地震の際の危険度を地域別に示した地図とは・・・

阪神・淡路大地震が襲ったとき、被害がもっとも大きかったのは私鉄沿線の駅前商店街など、昔ながらの住宅が密集した一帯だった。ローン支払い中のマンションが半壊したり、中途半端な崩壊のため建て直そうにも取り壊し費用のほうが高くつくといったような悲劇もあったか、密集地域は地震に重なる火災の被害が大きかった。

関西をこんな大地震が襲うずっと前から、オオカミ少年のように、「いつか来る、きっと来る」といわれつづけた関東地方だから、東京都では、こうした地震の際の危険を推定して、地域ごとに危険度ランキングをつけた地図がつくられていた。「建物危険度+火災危険度」を合算したもので、1~5のランクに分けたものだ。

東京都を500メートル四方の方眼に区切り、そこにアミ点をのせていき、点の数が多い、つまり色の濃いほど危険度か高いという、一目瞭然のマップである。それによれば、鉄道高架下の飲食街のある駅付近や、古い建造物の多い下町一帯、あるいは地盤が液状化して軟弱な地帯などが、どうしても危険度が高い。

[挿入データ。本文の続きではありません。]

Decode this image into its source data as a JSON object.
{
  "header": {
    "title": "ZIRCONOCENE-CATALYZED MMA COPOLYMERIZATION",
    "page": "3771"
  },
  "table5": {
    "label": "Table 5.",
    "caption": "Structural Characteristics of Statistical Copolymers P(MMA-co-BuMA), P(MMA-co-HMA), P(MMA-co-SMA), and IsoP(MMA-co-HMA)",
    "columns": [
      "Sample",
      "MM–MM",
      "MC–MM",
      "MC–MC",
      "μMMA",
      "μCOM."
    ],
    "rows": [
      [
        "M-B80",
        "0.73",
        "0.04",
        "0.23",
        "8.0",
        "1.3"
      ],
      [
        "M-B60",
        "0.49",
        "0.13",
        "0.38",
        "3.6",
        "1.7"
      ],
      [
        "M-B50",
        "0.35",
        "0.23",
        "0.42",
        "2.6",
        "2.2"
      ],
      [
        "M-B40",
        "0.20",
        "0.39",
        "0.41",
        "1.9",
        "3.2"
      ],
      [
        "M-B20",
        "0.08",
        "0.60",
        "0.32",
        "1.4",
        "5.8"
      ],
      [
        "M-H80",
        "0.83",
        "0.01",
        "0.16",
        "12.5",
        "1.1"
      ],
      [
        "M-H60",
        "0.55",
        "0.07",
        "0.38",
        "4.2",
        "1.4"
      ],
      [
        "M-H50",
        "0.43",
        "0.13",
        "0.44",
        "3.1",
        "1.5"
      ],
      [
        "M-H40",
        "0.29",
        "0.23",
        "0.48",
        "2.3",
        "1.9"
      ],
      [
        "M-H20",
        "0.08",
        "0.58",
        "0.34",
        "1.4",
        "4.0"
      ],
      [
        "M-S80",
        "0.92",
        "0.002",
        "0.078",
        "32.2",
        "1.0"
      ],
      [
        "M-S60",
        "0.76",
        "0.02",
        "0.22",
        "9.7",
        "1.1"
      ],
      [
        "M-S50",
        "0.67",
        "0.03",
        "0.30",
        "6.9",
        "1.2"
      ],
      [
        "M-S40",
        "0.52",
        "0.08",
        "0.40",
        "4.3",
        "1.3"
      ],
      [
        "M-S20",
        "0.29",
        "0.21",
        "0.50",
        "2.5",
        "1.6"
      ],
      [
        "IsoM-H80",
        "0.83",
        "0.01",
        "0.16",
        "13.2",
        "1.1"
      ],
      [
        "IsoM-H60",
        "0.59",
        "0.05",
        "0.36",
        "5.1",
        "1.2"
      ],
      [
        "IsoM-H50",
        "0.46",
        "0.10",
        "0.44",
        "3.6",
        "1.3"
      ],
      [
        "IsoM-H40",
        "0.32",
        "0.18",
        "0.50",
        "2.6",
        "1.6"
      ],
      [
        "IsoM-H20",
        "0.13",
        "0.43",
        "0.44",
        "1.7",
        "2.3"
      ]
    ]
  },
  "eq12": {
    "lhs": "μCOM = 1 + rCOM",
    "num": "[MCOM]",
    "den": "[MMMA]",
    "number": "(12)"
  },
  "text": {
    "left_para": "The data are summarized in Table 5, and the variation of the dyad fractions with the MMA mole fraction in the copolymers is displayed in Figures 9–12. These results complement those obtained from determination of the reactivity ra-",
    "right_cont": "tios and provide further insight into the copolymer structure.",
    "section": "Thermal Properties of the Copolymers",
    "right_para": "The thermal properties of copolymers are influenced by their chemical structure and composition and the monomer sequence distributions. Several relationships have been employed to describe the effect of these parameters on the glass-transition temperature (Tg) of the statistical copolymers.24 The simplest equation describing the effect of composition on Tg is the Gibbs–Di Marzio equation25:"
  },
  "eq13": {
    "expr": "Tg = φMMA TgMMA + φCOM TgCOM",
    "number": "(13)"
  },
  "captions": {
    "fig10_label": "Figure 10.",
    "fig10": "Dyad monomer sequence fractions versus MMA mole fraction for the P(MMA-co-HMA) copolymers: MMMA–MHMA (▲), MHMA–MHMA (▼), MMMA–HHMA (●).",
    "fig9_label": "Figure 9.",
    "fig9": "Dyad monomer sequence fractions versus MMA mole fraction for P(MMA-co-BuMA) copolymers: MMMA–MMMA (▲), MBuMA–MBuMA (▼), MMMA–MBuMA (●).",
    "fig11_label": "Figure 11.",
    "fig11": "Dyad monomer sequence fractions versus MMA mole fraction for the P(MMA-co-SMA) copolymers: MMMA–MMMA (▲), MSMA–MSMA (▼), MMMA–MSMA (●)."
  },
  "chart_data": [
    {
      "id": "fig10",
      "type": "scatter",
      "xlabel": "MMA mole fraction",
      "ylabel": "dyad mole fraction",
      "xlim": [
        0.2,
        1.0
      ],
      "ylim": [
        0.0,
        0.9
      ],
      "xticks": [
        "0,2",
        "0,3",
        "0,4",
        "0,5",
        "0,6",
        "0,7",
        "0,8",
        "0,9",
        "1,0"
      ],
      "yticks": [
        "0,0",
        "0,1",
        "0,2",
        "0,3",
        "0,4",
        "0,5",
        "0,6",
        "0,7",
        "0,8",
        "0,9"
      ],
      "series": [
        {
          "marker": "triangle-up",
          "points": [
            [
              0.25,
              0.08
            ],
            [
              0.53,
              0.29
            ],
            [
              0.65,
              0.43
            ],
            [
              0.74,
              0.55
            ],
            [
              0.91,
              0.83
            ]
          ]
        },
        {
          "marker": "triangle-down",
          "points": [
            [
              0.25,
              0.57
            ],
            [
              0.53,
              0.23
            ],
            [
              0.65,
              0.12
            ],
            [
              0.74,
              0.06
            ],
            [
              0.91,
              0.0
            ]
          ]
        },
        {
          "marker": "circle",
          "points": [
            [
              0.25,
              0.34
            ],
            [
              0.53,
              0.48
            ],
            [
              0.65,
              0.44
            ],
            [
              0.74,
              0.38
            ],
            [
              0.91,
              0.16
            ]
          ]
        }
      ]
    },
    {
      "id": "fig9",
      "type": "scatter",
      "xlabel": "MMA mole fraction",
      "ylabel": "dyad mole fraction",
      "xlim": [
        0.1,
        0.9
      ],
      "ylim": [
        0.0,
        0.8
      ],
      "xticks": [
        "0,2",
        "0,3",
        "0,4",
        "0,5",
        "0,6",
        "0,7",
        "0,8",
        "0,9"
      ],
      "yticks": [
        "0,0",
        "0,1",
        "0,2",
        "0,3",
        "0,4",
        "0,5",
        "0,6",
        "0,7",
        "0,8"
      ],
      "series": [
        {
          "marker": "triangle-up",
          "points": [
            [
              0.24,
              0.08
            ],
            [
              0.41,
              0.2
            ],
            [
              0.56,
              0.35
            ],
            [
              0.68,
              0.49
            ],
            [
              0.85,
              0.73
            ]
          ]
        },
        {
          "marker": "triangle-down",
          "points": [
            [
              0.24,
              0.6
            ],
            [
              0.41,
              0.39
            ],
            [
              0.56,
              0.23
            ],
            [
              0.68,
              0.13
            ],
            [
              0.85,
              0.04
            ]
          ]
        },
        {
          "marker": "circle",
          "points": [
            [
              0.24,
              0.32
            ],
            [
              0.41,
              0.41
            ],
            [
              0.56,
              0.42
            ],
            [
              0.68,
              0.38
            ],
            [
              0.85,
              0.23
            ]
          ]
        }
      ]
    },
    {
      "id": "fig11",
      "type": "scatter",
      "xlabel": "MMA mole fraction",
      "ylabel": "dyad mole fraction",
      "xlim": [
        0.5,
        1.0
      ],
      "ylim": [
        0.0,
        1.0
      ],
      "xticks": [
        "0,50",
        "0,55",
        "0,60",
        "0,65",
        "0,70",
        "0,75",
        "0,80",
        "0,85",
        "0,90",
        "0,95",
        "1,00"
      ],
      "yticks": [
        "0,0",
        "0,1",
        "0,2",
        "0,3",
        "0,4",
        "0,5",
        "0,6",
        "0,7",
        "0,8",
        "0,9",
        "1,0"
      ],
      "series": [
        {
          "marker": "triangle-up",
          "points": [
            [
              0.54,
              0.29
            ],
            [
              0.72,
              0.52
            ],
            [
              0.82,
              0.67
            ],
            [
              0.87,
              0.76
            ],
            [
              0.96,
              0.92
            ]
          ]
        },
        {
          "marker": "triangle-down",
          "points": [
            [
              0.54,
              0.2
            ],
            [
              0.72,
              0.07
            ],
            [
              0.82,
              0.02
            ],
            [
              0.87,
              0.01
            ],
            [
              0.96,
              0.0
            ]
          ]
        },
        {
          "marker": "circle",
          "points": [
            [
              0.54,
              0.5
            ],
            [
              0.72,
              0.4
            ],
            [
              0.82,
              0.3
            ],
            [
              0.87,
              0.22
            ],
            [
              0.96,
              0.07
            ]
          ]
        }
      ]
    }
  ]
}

また地盤がいくら硬くても、かえって揺れか速くなるから鉄筋コンクリートづくりの建物だからといって安全ではないといったような、地盤と建造物の種類によって危険度が異なることまで加味して、危険度はランクされている。

こうしたランク図を掲載し、地盤と建物の強度の関係を説明した「あなたの町の地域危険度」という小冊子も発行されているから、一度手に入れてじっくり眺め、日常の生活で何を心がけるべきかを考えるのもいい。それが何よりこの地図の生きた使い方だろう。